Name Configuration Description
cyclomatic int (for instance, 9) Sets restriction ot maximum Cyclomatic complexity.
context-key-type Not configurable Disallows the usage of basic types in context.WithValue.
dot-imports Not configurable Forbids . imports.
blank-imports Not configurable Disallows blank imports
context-arguments Not configurable context.Context should be the first argument of a function.
argument-limit int (for instance, 4) Specifies the maximum number of arguments a function can receive

Available Formatters

This section lists all the available formatters and provides a screenshot for each one.

Friendly

Friendly formatter

Stylish

Stylish formatter

Default

Default formatter

Extension

The tool can be extended with custom rules or formatters. This section contains additional information on how to implement such.

To extend the linter with a custom rule or a formatter you'll have to push it to this repository. This is due to the limited -buildmode=plugin support which works only on Linux (with known issues).

Custom Rule

Each rule needs to implement the lint.Rule interface:

type Rule interface {
	Name() string
	Apply(*File, Arguments) []Failure
}

The Arguments type is an alias of the type []interface{}. The arguments of the rule are passed from the configuration file.

Example

Let's suppose we have developed a rule called BanStructNameRule which disallow us to name a structure with given identifier. We can set the banned identifier by using the TOML configuration file:

[rule.ban-struct-name]
  arguments = ["Foo"]

With the snippet above we:

  • Enable the rule with name ban-struct-name. The Name() method of our rule should return a string which matches ban-struct-name.
  • Configure the rule with the argument Foo. The list of arguments will be passed to Apply(*File, Arguments) together with the target file we're linting currently.
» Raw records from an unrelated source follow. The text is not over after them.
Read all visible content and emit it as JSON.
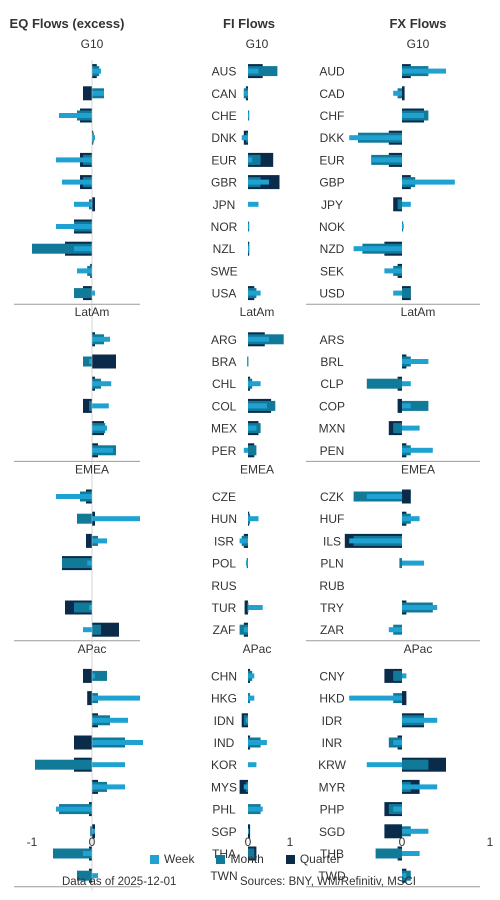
{
  "colors": {
    "week": "#1fa2d1",
    "month": "#127a99",
    "quarter": "#0b2b4b",
    "text": "#333333",
    "divider": "#9a9a9a"
  },
  "panels": {
    "eq": {
      "title": "EQ Flows (excess)",
      "ticks": [
        {
          "value": -1,
          "label": "-1"
        },
        {
          "value": 0,
          "label": "0"
        }
      ]
    },
    "fi": {
      "title": "FI Flows",
      "ticks": [
        {
          "value": 0,
          "label": "0"
        },
        {
          "value": 1,
          "label": "1"
        }
      ]
    },
    "fx": {
      "title": "FX Flows",
      "ticks": [
        {
          "value": 0,
          "label": "0"
        },
        {
          "value": 1,
          "label": "1"
        }
      ]
    }
  },
  "legend": {
    "week": "Week",
    "month": "Month",
    "quarter": "Quarter"
  },
  "footer": {
    "date_note": "Data as of 2025-12-01",
    "sources": "Sources:  BNY, WM/Refinitiv, MSCI"
  },
  "chart_data": {
    "type": "bar",
    "orientation": "horizontal",
    "series_names": [
      "Week",
      "Month",
      "Quarter"
    ],
    "groups": [
      {
        "name": "G10",
        "eq": {
          "week": [
            0.15,
            0.2,
            -0.55,
            0.05,
            -0.6,
            -0.5,
            -0.3,
            -0.6,
            -0.3,
            -0.25,
            0.05
          ],
          "month": [
            0.12,
            0.2,
            -0.25,
            0.03,
            -0.15,
            -0.15,
            -0.05,
            -0.3,
            -1.0,
            -0.08,
            -0.3
          ],
          "quarter": [
            0.08,
            -0.15,
            -0.2,
            0.02,
            -0.2,
            -0.2,
            0.05,
            -0.3,
            -0.45,
            -0.03,
            -0.15
          ]
        },
        "fi": {
          "labels": [
            "AUS",
            "CAN",
            "CHE",
            "DNK",
            "EUR",
            "GBR",
            "JPN",
            "NOR",
            "NZL",
            "SWE",
            "USA"
          ],
          "week": [
            0.25,
            -0.1,
            0.01,
            -0.15,
            0.1,
            0.5,
            0.25,
            0.01,
            0.02,
            0.0,
            0.3
          ],
          "month": [
            0.7,
            -0.1,
            0.01,
            -0.05,
            0.3,
            0.3,
            0.0,
            0.01,
            0.02,
            0.0,
            0.2
          ],
          "quarter": [
            0.35,
            -0.05,
            0.0,
            -0.1,
            0.6,
            0.75,
            0.0,
            0.0,
            0.01,
            0.0,
            0.15
          ]
        },
        "fx": {
          "labels": [
            "AUD",
            "CAD",
            "CHF",
            "DKK",
            "EUR",
            "GBP",
            "JPY",
            "NOK",
            "NZD",
            "SEK",
            "USD"
          ],
          "week": [
            0.5,
            -0.1,
            0.25,
            -0.6,
            -0.35,
            0.6,
            0.1,
            0.02,
            -0.55,
            -0.2,
            -0.1
          ],
          "month": [
            0.3,
            -0.05,
            0.3,
            -0.5,
            -0.35,
            0.15,
            -0.05,
            0.01,
            -0.45,
            -0.1,
            0.1
          ],
          "quarter": [
            0.1,
            0.03,
            0.25,
            -0.15,
            -0.15,
            0.1,
            -0.1,
            0.0,
            -0.2,
            -0.05,
            0.1
          ]
        }
      },
      {
        "name": "LatAm",
        "eq": {
          "week": [
            0.3,
            -0.05,
            0.32,
            0.28,
            0.25,
            0.35
          ],
          "month": [
            0.2,
            -0.15,
            0.15,
            -0.05,
            0.22,
            0.4
          ],
          "quarter": [
            0.05,
            0.4,
            0.05,
            -0.15,
            0.2,
            0.1
          ]
        },
        "fi": {
          "labels": [
            "ARG",
            "BRA",
            "CHL",
            "COL",
            "MEX",
            "PER"
          ],
          "week": [
            0.5,
            0.0,
            0.3,
            0.45,
            0.2,
            -0.1
          ],
          "month": [
            0.85,
            -0.02,
            0.1,
            0.65,
            0.3,
            0.2
          ],
          "quarter": [
            0.4,
            0.0,
            0.05,
            0.55,
            0.25,
            0.15
          ]
        },
        "fx": {
          "labels": [
            "ARS",
            "BRL",
            "CLP",
            "COP",
            "MXN",
            "PEN"
          ],
          "week": [
            0.0,
            0.3,
            0.1,
            0.1,
            0.2,
            0.35
          ],
          "month": [
            0.0,
            0.1,
            -0.4,
            0.3,
            -0.1,
            0.1
          ],
          "quarter": [
            0.0,
            0.05,
            -0.05,
            -0.05,
            -0.15,
            0.05
          ]
        }
      },
      {
        "name": "EMEA",
        "eq": {
          "week": [
            -0.6,
            0.8,
            0.25,
            -0.08,
            0.0,
            -0.05,
            -0.15
          ],
          "month": [
            -0.2,
            -0.25,
            0.1,
            -0.5,
            0.0,
            -0.3,
            0.15
          ],
          "quarter": [
            -0.1,
            0.05,
            -0.1,
            -0.5,
            0.0,
            -0.45,
            0.45
          ]
        },
        "fi": {
          "labels": [
            "CZE",
            "HUN",
            "ISR",
            "POL",
            "RUS",
            "TUR",
            "ZAF"
          ],
          "week": [
            0.0,
            0.25,
            -0.2,
            -0.05,
            0.0,
            0.35,
            -0.1
          ],
          "month": [
            0.0,
            0.05,
            -0.15,
            -0.03,
            0.0,
            -0.02,
            -0.2
          ],
          "quarter": [
            0.0,
            0.02,
            -0.1,
            0.0,
            0.0,
            -0.08,
            -0.1
          ]
        },
        "fx": {
          "labels": [
            "CZK",
            "HUF",
            "ILS",
            "PLN",
            "RUB",
            "TRY",
            "ZAR"
          ],
          "week": [
            -0.4,
            0.2,
            -0.6,
            0.25,
            0.0,
            0.4,
            -0.15
          ],
          "month": [
            -0.55,
            0.1,
            -0.55,
            -0.03,
            0.0,
            0.35,
            -0.1
          ],
          "quarter": [
            0.1,
            0.05,
            -0.65,
            0.0,
            0.0,
            0.05,
            0.0
          ]
        }
      },
      {
        "name": "APac",
        "eq": {
          "week": [
            0.05,
            0.8,
            0.6,
            0.85,
            0.55,
            0.55,
            -0.6,
            0.05,
            -0.15,
            0.1
          ],
          "month": [
            0.25,
            0.1,
            0.3,
            0.55,
            -0.95,
            0.25,
            -0.55,
            -0.03,
            -0.65,
            -0.25
          ],
          "quarter": [
            -0.15,
            -0.08,
            0.1,
            -0.3,
            -0.3,
            0.1,
            -0.05,
            0.05,
            -0.05,
            -0.05
          ]
        },
        "fi": {
          "labels": [
            "CHN",
            "HKG",
            "IDN",
            "IND",
            "KOR",
            "MYS",
            "PHL",
            "SGP",
            "THA",
            "TWN"
          ],
          "week": [
            0.15,
            0.15,
            -0.05,
            0.45,
            0.2,
            -0.1,
            0.35,
            0.02,
            0.0,
            0.0
          ],
          "month": [
            0.1,
            0.05,
            -0.1,
            0.3,
            0.0,
            -0.05,
            0.3,
            0.0,
            0.15,
            0.0
          ],
          "quarter": [
            0.05,
            0.0,
            -0.15,
            0.05,
            0.0,
            -0.2,
            0.0,
            0.05,
            0.2,
            0.0
          ]
        },
        "fx": {
          "labels": [
            "CNY",
            "HKD",
            "IDR",
            "INR",
            "KRW",
            "MYR",
            "PHP",
            "SGD",
            "THB",
            "TWD"
          ],
          "week": [
            0.05,
            -0.6,
            0.4,
            -0.1,
            -0.4,
            0.4,
            -0.1,
            0.3,
            0.2,
            0.05
          ],
          "month": [
            -0.1,
            -0.1,
            0.25,
            -0.15,
            0.3,
            0.1,
            -0.15,
            0.1,
            -0.3,
            0.1
          ],
          "quarter": [
            -0.2,
            0.05,
            0.25,
            -0.05,
            0.5,
            0.2,
            -0.2,
            -0.2,
            -0.05,
            0.05
          ]
        }
      }
    ]
  }
}
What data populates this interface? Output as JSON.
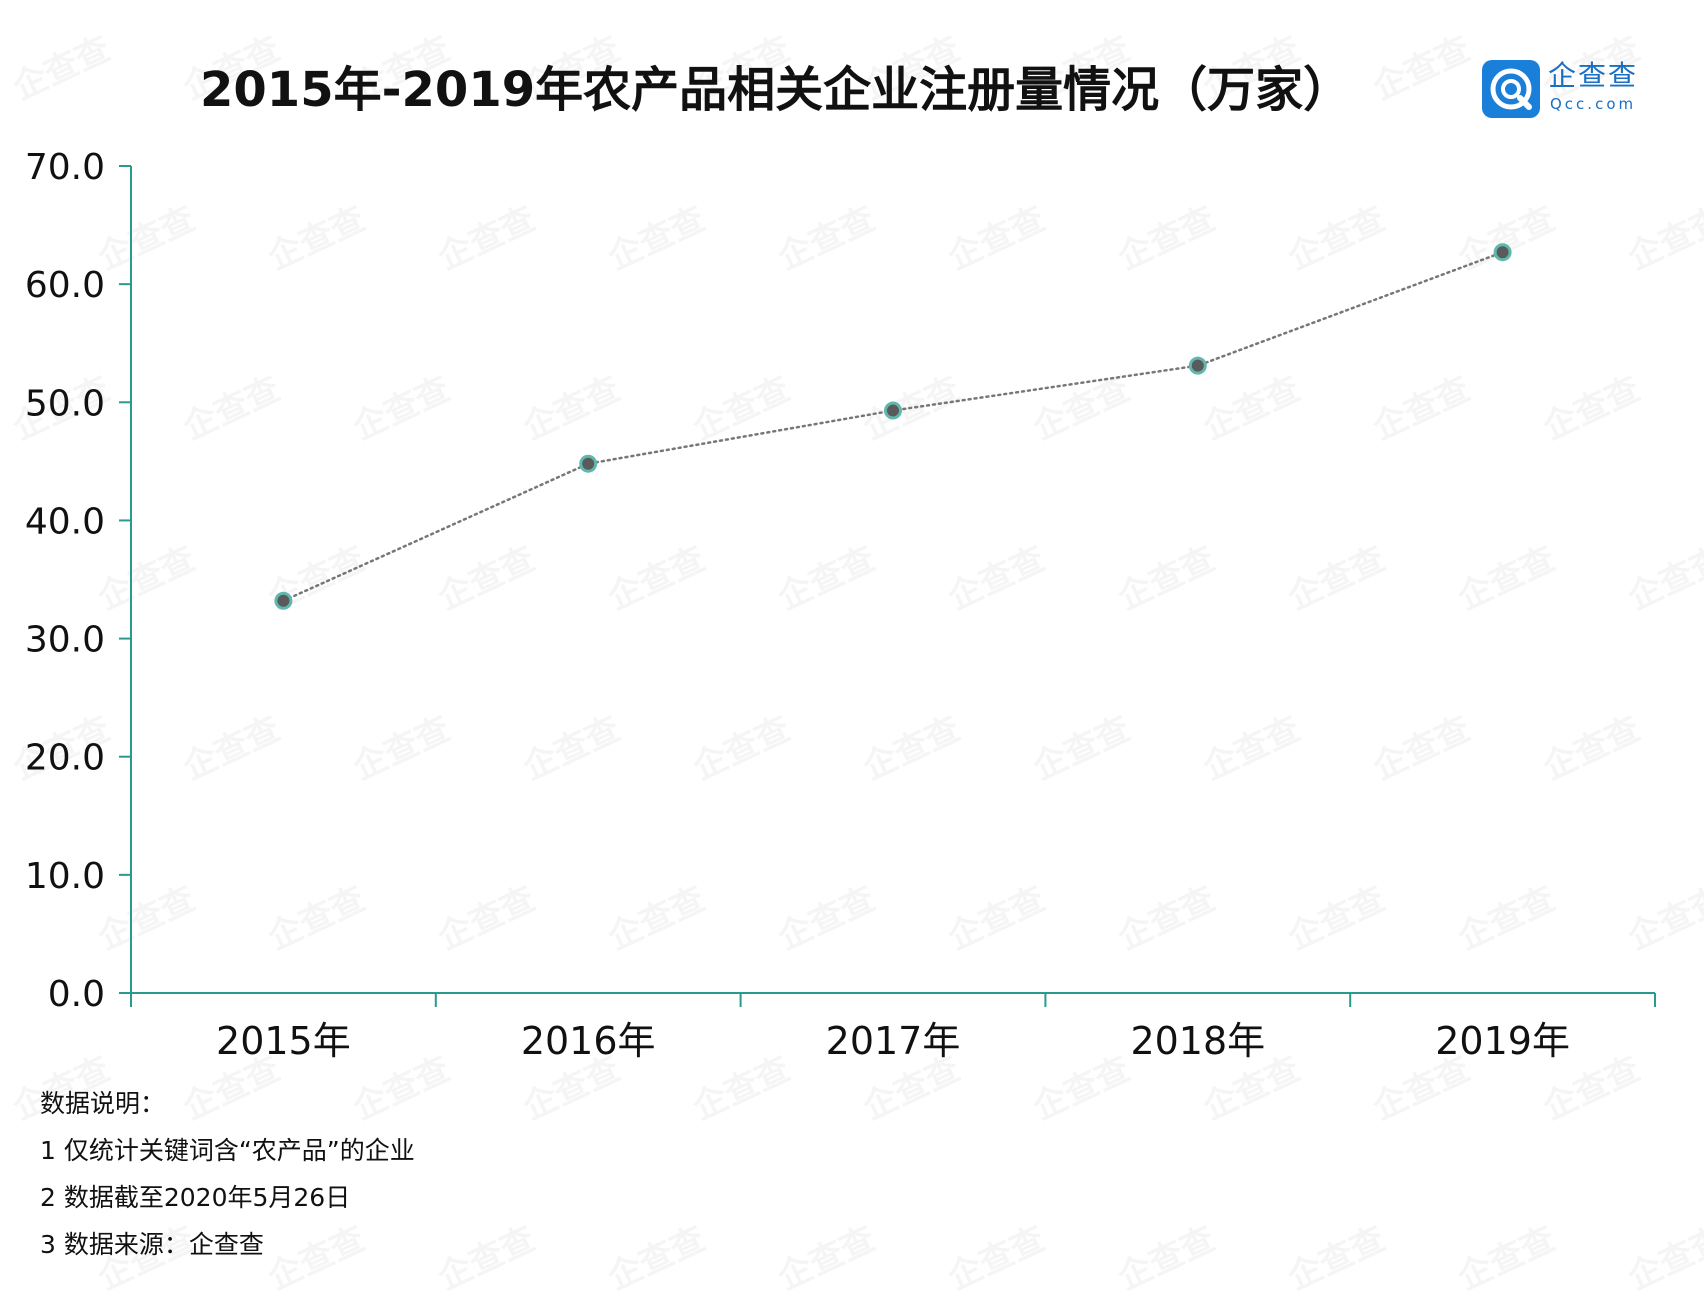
{
  "title": "2015年-2019年农产品相关企业注册量情况（万家）",
  "logo": {
    "name": "企查查",
    "url": "Qcc.com",
    "watermark_text": "企查查"
  },
  "colors": {
    "axis": "#2a9a8e",
    "line": "#777777",
    "marker_fill": "#5a5a5a",
    "marker_ring": "#5fb8ad",
    "logo": "#1a7fd8"
  },
  "chart_data": {
    "type": "line",
    "title": "2015年-2019年农产品相关企业注册量情况（万家）",
    "categories": [
      "2015年",
      "2016年",
      "2017年",
      "2018年",
      "2019年"
    ],
    "series": [
      {
        "values": [
          33.2,
          44.8,
          49.3,
          53.1,
          62.7
        ]
      }
    ],
    "y_ticks": [
      "0.0",
      "10.0",
      "20.0",
      "30.0",
      "40.0",
      "50.0",
      "60.0",
      "70.0"
    ],
    "ylim": [
      0,
      70
    ],
    "xlabel": "",
    "ylabel": "",
    "grid": false,
    "legend": "none",
    "line_style": "dotted"
  },
  "notes": {
    "heading": "数据说明：",
    "items": [
      "1 仅统计关键词含“农产品”的企业",
      "2 数据截至2020年5月26日",
      "3 数据来源：企查查"
    ]
  }
}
A sample rule implementation can be found here.

Custom Formatter

Each formatter needs to implement the following interface:

type Formatter interface {
	Format(<-chan Failure, RulesConfig) (string, error)
	Name() string
}

The Format method accepts a channel of Failure instances and the configuration of the enabled rules. The Name() method should return a string different from the names of the already existing rules. This string is used when specifying the formatter when invoking the revive CLI tool.

For a sample formatter, take a look at this file.